Good news on the home front: A new research report by SNL Kagan predicts a rosy future for the U.S. cable industry, despite oft-repeated assertions from naysayers that rampant cord-cutting would lead to its demise.
Cord-cutting isn’t going away, but cable companies’ efforts to stem the phenomenon have apparently been working. The researchers behind the report attribute the expected uptick to two factors: broadband and bundling.
According to the report, from the period of 2016 to 2026, residential revenues will increase from about $108 billion to $117 billion, and commercial revenues will contribute to an increase in total industry revenue from $103 billion to $140 billion.
The bulk of that revenue, however, is due to high-speed internet subscriptions. Cable companies’ share of the U.S. broadband market is expected to grow substantially, increasing by more than 8 million users over the next 10 years. That’s 1.6 times the number of projected video subscriptions.
Cord-cutting will continue, but at a slower rate than in the past.
In fact, cord-cutting is less worrisome than cord-shaving, according to Lenoir and Olgeirson. Even if fewer people cut the cord completely, most aren’t likely to stop looking for small ways to shave their cable bill. In fact, the total revenue generated from residential video services is expected to fall at a CAGR of -0.5 percent in the years to come. Trading down impacts not only cable companies but cable networks as well, making the trend even more impactful.
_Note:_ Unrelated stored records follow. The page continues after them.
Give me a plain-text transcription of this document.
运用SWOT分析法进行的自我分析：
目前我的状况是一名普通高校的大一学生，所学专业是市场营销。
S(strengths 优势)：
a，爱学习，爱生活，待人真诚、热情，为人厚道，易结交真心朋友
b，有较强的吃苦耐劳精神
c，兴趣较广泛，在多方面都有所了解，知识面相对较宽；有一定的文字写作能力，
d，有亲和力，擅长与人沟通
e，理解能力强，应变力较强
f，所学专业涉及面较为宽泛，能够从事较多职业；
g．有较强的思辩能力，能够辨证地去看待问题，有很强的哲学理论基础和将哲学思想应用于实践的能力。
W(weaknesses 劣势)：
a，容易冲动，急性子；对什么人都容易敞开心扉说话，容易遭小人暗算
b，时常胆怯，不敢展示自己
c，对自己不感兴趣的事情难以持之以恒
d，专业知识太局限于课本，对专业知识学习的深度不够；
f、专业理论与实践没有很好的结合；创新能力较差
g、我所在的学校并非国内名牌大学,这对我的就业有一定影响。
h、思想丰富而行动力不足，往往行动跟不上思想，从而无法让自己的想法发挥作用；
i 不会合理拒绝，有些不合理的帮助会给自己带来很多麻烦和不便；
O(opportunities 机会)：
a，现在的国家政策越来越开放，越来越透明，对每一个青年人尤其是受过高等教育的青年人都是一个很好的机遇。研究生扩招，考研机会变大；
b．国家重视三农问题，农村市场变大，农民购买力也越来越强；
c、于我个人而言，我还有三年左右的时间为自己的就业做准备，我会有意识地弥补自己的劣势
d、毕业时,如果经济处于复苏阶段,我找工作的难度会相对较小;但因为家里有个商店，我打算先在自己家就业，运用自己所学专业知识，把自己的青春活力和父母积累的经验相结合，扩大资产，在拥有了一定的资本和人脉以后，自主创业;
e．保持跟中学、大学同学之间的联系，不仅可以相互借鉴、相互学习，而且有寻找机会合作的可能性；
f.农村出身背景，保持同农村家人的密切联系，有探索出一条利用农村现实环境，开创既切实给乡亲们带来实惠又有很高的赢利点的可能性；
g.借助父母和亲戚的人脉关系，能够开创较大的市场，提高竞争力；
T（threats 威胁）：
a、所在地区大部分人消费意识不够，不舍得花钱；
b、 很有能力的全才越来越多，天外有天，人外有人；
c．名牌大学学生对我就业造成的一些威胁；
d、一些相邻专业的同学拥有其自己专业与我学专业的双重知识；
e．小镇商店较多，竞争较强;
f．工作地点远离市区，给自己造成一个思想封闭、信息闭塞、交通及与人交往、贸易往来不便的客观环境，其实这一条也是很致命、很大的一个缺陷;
Still, the big picture is optimistic. As the researchers explain, “Like many industries, cable isn’t immune to shifting preferences, but continued growth in broadband may propel revenue growth on both the residential and commercial end. Despite ongoing declines in video, the next 10 years look pretty good for this sector.”
Cable operators are clearly finding ways to stay relevant into the near future, but who knows what changes the next 10 years will bring? What the future cable company looks like is anyone’s guess.